For the 2006-07 testing period, four of 12 Juneau schools passed all 31 areas of the curriculum-based test: the Juneau Community Charter School, Auke Bay, Gastineau and Glacier Valley elementary schools.
The four-school passing rate held steady from the prior year, 2005-06, when four Juneau schools also passed the test.
Improvements were evident in Juneau's AYP math test results. Ten schools passed this year.
The 2006-07 test results released by the Juneau School District did not include percentages based on test category or grade-level proficiency.
"It's pass or fail," Cowan said.
According to school district charts, the recent failure rate comes from students with disabilities testing below proficient levels in reading and writing at four elementary schools. Additionally, students with disabilities failed both reading and writing, and math at Harborview and Riverbend elementary schools.
Cowan said students with disabilities traditionally perform poorly on standardized tests. Acknowledging that federal requirement must be met, Cowan said, "We have to find each student's strengths."
Parnell cautioned against looking at the results as only a pass or fail.
"Look at why," he said.
Preliminary 2006-07 Standards Based Assessment results available from the state show that 27 percent of Juneau-Douglas ninth-graders were not proficient in reading and writing. Thirty-one percent failed math.
Last year, the district performed poorly in math, according to the federal test results. Only 52 percent of Alaska Native and "economically challenged" students were deemed proficient.
"The last couple of years staff has focused on math," said Cowan.
New text books and staff development lifted math scores districtwide she said. The two schools that failed to meet the math requirement in 2006-07 passed all student categories except one, "students with disabilities."
District response to the 2006-07 AYP and SBA testing results is expected during the Aug. 14 School Board meeting and should continue into the fall.
"Answers have to come from the schools first. We have to analyze the date to see what it says about trends," Cowan said.

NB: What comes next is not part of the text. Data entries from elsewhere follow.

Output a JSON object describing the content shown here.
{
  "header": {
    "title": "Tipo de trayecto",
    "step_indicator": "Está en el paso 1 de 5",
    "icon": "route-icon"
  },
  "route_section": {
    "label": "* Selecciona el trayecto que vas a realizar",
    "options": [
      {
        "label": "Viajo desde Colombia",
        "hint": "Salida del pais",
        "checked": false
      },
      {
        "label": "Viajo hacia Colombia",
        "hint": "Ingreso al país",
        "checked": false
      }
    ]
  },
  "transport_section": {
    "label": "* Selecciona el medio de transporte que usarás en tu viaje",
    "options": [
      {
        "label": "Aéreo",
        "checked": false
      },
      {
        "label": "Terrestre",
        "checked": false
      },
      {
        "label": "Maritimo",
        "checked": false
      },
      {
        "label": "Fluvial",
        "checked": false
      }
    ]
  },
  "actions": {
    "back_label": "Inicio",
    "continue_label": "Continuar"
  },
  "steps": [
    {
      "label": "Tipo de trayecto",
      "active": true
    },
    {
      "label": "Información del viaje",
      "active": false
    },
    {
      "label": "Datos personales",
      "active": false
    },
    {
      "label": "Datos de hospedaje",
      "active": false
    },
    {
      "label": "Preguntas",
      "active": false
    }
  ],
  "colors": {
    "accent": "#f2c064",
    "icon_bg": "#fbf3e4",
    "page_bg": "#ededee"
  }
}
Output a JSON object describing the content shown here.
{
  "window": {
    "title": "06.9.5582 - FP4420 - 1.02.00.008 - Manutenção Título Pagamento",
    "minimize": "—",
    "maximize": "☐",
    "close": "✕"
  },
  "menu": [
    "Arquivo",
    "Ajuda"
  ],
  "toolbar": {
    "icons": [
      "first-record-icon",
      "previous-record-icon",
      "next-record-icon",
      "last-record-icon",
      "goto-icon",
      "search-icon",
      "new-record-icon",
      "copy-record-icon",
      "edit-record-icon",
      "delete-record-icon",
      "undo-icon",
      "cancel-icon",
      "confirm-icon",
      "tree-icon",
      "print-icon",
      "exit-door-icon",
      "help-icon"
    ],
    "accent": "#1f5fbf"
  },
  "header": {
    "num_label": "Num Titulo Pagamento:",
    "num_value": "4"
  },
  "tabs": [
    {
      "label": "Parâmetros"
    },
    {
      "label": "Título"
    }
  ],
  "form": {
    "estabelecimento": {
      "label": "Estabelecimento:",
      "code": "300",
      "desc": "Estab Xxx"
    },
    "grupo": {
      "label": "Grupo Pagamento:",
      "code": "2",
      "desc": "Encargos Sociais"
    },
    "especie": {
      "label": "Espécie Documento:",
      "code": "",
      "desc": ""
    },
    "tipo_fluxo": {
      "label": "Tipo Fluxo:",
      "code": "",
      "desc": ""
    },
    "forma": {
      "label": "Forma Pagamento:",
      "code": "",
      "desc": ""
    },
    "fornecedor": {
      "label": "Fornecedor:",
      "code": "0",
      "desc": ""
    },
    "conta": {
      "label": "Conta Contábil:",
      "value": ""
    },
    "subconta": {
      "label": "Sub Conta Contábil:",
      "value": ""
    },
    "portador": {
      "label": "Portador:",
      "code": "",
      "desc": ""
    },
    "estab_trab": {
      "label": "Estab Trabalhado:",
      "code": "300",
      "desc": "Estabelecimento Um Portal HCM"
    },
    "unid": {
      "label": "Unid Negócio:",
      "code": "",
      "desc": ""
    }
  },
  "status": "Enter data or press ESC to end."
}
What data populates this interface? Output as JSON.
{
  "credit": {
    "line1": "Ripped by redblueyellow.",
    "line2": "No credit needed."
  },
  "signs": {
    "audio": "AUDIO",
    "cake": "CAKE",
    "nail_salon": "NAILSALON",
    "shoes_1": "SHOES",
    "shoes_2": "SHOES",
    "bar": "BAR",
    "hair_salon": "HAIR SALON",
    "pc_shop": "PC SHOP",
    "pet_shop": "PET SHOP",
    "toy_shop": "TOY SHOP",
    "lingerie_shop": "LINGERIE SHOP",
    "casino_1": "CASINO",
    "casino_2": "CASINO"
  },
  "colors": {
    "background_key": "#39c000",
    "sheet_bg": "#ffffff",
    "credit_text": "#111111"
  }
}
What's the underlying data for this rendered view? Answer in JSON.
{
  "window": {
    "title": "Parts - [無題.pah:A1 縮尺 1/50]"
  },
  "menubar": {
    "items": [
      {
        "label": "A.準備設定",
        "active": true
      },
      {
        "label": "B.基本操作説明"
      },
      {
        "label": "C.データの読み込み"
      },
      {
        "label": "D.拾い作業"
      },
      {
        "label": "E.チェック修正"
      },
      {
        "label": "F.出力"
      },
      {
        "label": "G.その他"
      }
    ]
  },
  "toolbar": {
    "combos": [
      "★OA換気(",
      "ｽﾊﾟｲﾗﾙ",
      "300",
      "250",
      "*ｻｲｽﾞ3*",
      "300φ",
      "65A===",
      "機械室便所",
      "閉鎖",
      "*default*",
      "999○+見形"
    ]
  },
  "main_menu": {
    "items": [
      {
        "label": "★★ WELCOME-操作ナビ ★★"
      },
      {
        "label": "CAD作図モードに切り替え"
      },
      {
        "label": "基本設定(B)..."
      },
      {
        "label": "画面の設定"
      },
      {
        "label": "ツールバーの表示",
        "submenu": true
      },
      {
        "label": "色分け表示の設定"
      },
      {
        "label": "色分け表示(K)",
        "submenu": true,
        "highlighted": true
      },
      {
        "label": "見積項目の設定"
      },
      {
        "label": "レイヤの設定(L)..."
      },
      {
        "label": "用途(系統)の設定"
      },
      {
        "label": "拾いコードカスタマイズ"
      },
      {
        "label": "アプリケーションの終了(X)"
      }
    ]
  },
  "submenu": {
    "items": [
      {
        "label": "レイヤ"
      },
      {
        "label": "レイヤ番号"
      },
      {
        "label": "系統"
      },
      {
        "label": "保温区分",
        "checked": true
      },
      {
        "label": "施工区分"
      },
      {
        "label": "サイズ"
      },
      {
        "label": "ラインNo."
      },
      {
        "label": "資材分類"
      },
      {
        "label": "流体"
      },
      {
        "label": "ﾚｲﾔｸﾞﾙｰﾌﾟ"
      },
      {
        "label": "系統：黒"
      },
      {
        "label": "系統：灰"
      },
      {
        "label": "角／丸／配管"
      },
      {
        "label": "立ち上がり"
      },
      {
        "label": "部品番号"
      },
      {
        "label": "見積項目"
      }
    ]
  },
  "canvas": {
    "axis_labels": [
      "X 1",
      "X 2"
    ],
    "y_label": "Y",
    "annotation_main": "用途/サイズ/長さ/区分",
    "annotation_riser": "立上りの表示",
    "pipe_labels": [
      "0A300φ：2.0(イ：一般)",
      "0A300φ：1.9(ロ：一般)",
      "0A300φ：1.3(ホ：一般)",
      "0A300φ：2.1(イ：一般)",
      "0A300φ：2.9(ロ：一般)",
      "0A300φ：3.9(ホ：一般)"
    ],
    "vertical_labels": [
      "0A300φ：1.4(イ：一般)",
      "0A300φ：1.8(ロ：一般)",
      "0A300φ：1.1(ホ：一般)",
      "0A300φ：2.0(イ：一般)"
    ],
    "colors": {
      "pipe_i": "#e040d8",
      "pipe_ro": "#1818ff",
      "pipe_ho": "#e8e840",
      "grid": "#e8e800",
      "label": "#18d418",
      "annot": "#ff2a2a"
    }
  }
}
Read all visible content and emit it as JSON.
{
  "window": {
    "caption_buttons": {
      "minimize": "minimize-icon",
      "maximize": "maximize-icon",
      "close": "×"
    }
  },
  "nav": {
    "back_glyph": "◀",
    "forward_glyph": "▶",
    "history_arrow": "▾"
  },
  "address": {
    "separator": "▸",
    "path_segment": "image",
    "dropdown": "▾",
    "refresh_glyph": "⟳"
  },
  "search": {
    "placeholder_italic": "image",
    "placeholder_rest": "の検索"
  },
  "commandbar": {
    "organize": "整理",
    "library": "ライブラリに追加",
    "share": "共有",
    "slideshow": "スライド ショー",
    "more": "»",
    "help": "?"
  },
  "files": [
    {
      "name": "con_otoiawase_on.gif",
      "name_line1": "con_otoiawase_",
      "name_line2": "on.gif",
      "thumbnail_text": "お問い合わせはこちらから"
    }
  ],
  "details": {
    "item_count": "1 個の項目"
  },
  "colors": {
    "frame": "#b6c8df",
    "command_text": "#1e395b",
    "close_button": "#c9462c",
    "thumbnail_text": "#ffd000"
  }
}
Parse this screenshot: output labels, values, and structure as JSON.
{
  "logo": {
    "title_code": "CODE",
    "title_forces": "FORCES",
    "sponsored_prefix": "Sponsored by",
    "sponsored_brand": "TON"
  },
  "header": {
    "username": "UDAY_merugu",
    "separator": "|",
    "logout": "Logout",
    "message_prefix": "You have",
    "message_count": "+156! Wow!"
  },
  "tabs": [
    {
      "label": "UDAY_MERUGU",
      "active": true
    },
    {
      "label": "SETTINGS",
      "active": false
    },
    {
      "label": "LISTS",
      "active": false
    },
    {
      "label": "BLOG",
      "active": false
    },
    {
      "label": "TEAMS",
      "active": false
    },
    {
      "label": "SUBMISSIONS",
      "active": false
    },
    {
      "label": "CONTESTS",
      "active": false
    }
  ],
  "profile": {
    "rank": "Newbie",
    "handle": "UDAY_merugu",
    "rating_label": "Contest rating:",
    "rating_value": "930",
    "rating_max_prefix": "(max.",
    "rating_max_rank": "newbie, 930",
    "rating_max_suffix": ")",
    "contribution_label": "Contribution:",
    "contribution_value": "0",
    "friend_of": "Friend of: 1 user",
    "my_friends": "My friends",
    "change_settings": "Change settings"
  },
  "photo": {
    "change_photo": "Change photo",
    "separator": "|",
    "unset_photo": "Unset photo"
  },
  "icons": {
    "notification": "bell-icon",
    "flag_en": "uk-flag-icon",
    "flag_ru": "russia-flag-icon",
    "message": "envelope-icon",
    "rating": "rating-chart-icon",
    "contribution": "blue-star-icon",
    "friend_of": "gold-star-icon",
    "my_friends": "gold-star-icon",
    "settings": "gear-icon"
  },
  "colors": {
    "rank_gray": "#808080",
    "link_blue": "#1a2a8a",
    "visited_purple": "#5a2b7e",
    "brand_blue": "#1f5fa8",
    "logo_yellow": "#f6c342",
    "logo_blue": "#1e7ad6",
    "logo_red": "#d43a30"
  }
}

The School District was listed at AYP Level Three for the 2005-06 school year. That ranking required the district to prepare educational improvement plans. Cowan said she did not know what the new ranking is.
"The district's plans for high schools and individual school improvement plans are geared toward making changes that will help student achievement and participation," Cowan said. "We hope parents and community members will ask questions and get involved in meetings we have scheduled this fall to discuss district plans and progress."